Minimale Gitterschwingungen
Eine Eigenschaft, die Diamanten zu attraktiven Quanten-Akteuren macht, ist ihre Steifigkeit und thermische „Ruhe“ selbst im kleinsten Maßstab: Regt man einzelne Fremdatome in ihrem Kristallgitter durch Bestrahlung an, reagieren diese darauf mit Änderung ihres Quantenzustands und kurz darauf mit Abgabe eines Photons. Anders als bei den meisten anderen Materialien löst die Energieaufnahme aber kaum Schwingungen im umgebenden Gitter aus. Der Diamant verhält sich damit so wie der Halbleiter Silizium bei extremer Abkühlung auf rund minus 200 Grad.
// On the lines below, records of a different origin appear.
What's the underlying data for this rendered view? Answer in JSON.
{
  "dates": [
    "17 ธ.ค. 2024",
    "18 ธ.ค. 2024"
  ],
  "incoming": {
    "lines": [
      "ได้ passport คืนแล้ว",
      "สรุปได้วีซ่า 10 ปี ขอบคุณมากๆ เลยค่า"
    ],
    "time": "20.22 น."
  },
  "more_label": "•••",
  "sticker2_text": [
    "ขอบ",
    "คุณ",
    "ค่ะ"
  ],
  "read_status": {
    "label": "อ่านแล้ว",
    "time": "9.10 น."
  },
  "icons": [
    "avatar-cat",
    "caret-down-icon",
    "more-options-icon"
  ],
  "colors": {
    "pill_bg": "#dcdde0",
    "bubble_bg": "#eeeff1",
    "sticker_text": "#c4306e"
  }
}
„Man kann daher von Diamant als Raumtemperatur-Quantenmaterial sprechen“, erklären Physiker der Universität Stuttgart. Heutige Quantencomputer wie Googles „Sycamore“ oder die Quantencomputer von IBM nutzten meist ultrakalte Supraleiter als Basis für ihre Quantenbits. Die starke Abkühlung soll thermische Schwingungen verhindern und so die sensiblen Überlagerungszustände der Qubits vor Störungen bewahren.
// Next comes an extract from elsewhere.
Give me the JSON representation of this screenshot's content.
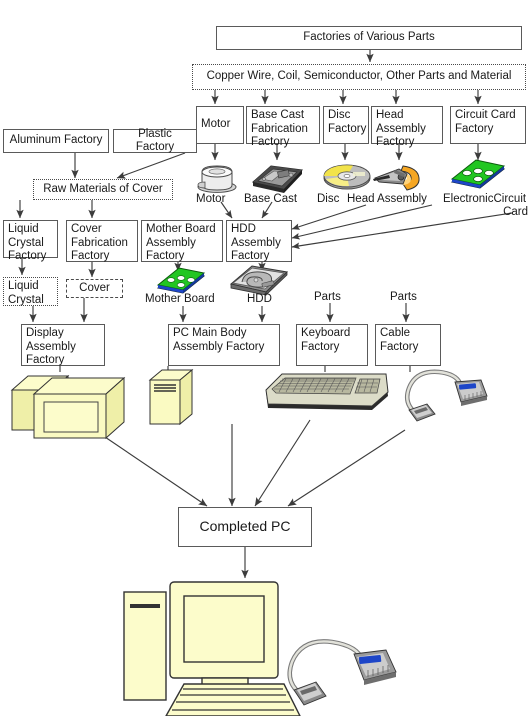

Beim Diamant ist eine solche Abkühlung nicht nötig. Die besonderen quantenphysikalischen Bedingungen in seinem Gitter sorgen dafür, dass Veränderungen an einzelnen Stellen des Gitters weitgehend isoliert und abgeschirmt vom Rest der Umgebung stattfinden. Gleichzeitig sind beispielsweise Änderungen der Spins in den Fehlstellen gut zu lokalisieren und nachzuweisen. All dies macht Diamanten zu guten Kandidaten für Quantencomputer, Quantenspeicher oder Repeater in Quantennetzwerken, die schon bei Raumtemperatur funktionieren.
Quantenbits im Diamant
Dass sich im Diamantgitter Qubits bei Raumtemperatur erzeugen und halten lassen, belegte ein Forscherteam um Peter Maurer von der Harvard University bereits im Jahr 2012. Sie regten dafür Stickstoff-Fehlstellen mithilfe von Mikrowellen und Radiopulsen gezielt an und nutzten den Spin eines benachbarten Kohlenstoffatoms als Quantenbit. Mithilfe eines grünen Lasers minimierten sie zudem Störeinflüsse durch die Stickstoff-Fehlstelle.
Mit diesem Aufbau gelang es dem Forscherteam erstmals, Qubits in einem Raumtemperatur-Diamanten länger als eine Sekunde stabil zu halten. „„Wir haben diese Verbesserung um fast das Tausendfache mit einem relativ geringen experimentellen Aufwand erreicht“, sagt David Hunger vom Max-Planck-Institut für Quantenoptik in Garching. „Laut Theorie lässt sich die Lebensdauer des Qubits sogar auf maximal 36 Stunden erhöhen. Die momentanen Limitierungen lassen sich mit verbesserter Technik weiter zurückdrängen.“
Kühlt man den Diamanten doch auf ultrakalte Temperaturen herunter, lassen sich Qubits in seinem Gitter schon jetzt mehr als acht Stunden halten, wie 2018 eine Forschergruppe der TU Wien nachgewiesen hat. Sie hatten Diamanten mit Stickstoff-Fehlstellen in einem supraleitenden Resonator einem Mikrowellenfeld ausgesetzt, das die Spins der Gitterfehler beeinflusste und so die Quanteninformation schreiben und auslesen konnte.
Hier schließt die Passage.